India and Brazil will upgrade their strategic partnership with an “action plan” and sign a Bilateral Investment Treaty (BIT) when Brazilian President Jair Bolsonaro visits as the chief guest of the Republic Day celebrations from January 24 to 27.
According to officials involved in the planning of the visit, the two countries hope to take their partnership to “the next level” and build on the relationship between Prime Minister Narendra Modi and President Bolsonaro, who met twice in 2019.

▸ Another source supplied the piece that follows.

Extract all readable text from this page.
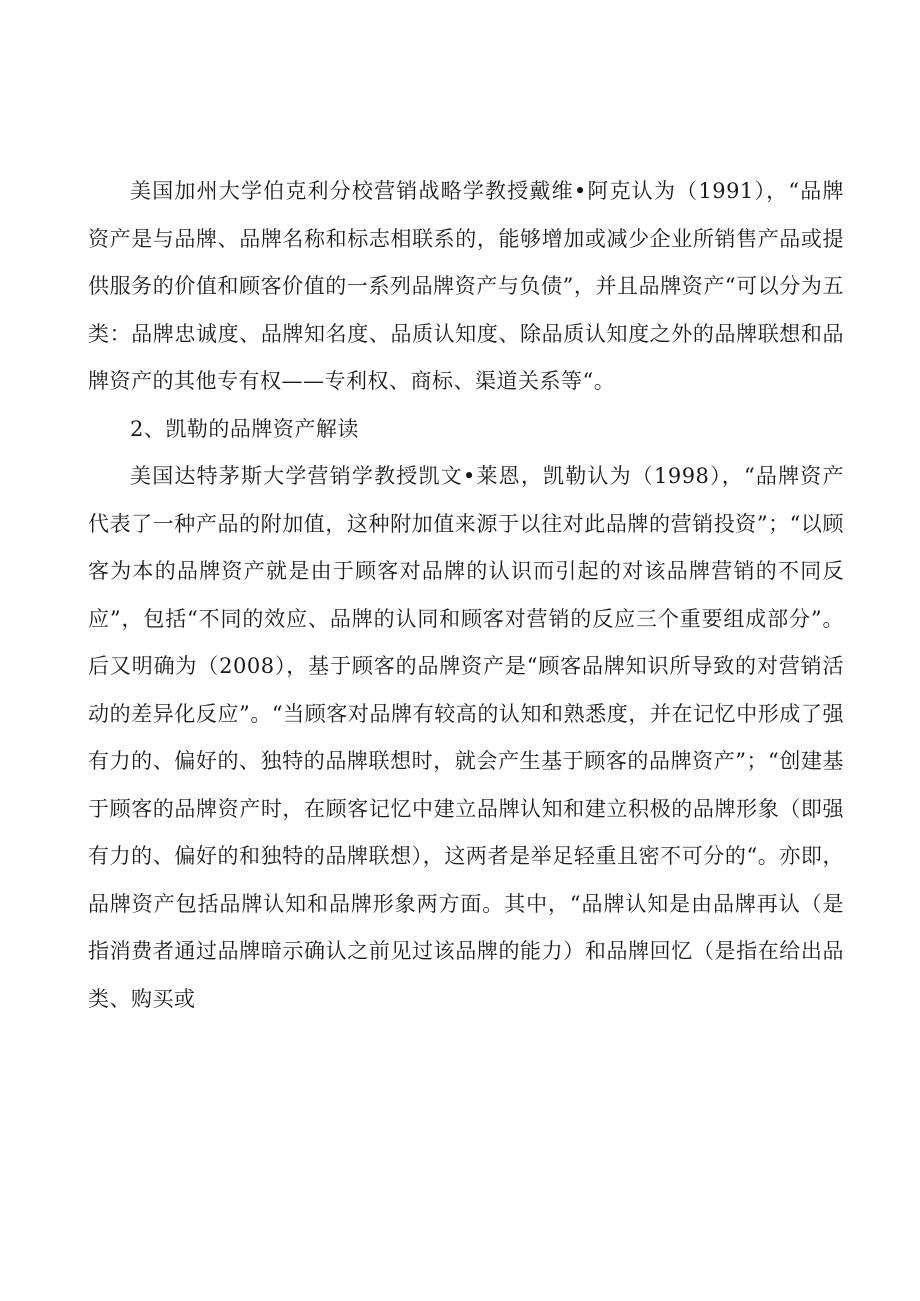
美国加州大学伯克利分校营销战略学教授戴维•阿克认为（1991），“品牌资产是与品牌、品牌名称和标志相联系的，能够增加或减少企业所销售产品或提供服务的价值和顾客价值的一系列品牌资产与负债”，并且品牌资产“可以分为五类：品牌忠诚度、品牌知名度、品质认知度、除品质认知度之外的品牌联想和品牌资产的其他专有权——专利权、商标、渠道关系等“。

2、凯勒的品牌资产解读

美国达特茅斯大学营销学教授凯文•莱恩，凯勒认为（1998），“品牌资产代表了一种产品的附加值，这种附加值来源于以往对此品牌的营销投资”；“以顾客为本的品牌资产就是由于顾客对品牌的认识而引起的对该品牌营销的不同反应”，包括“不同的效应、品牌的认同和顾客对营销的反应三个重要组成部分”。后又明确为（2008），基于顾客的品牌资产是“顾客品牌知识所导致的对营销活动的差异化反应”。“当顾客对品牌有较高的认知和熟悉度，并在记忆中形成了强有力的、偏好的、独特的品牌联想时，就会产生基于顾客的品牌资产”；“创建基于顾客的品牌资产时，在顾客记忆中建立品牌认知和建立积极的品牌形象（即强有力的、偏好的和独特的品牌联想），这两者是举足轻重且密不可分的“。亦即，品牌资产包括品牌认知和品牌形象两方面。其中，“品牌认知是由品牌再认（是指消费者通过品牌暗示确认之前见过该品牌的能力）和品牌回忆（是指在给出品类、购买或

“Our bilateral relations are based on a common global vision, shared democratic values, and a commitment to foster economic growth of both countries. Bilateral relations were elevated to a Strategic Partnership in 2006, heralding a new phase in India-Brazil relations,” said an External Affairs Ministry statement announcing Mr. Bolsonaro’s visit.
First BIT since 2015
According to the officials, the Strategic Partnership action plan will serve as an “umbrella agreement”, for plans between the two countries to increase defence cooperation, technology sharing and a logistics agreement.
The bilateral investment treaty (BIT) will be one of the first that the Modi government will sign since 2015, when it decided to scrap all existing treaties with 83 countries, and brought in a new “Model BIT”. Brazil and India will also exchange a Social Security Agreement (SSA), first signed in March 2017, to allow investments in each other’s pension funds, to help business processes and encourage the flow of investment. In 2018, Indian investments in Brazil were around $6 billion and Brazilian investments in India are estimated at $1 billion, the Ministry said, adding that bilateral trade stands at about $8 billion.
Of particular interest will be any discussion held on climate change cooperation between the leaders, given Mr. Modi’s stated commitment on combating global warming, and the Brazilian President’s stand rejecting scientific studies on climate change. Last year, Mr. Bolsonaro decided not to host the COP-25 UN climate talks.
While Mr. Bolsonaro is known internationally for other controversial “far-right” beliefs on gender and orientation, and rights for indigenous tribes, he could face protests in India over Brazil’s complaint at the World Trade Organisation against New Delhi’s subsidies to sugar cane farmers. Brazil, the largest producer and exporter of sugar, says Indian subsidies are inconsistent with trade rules.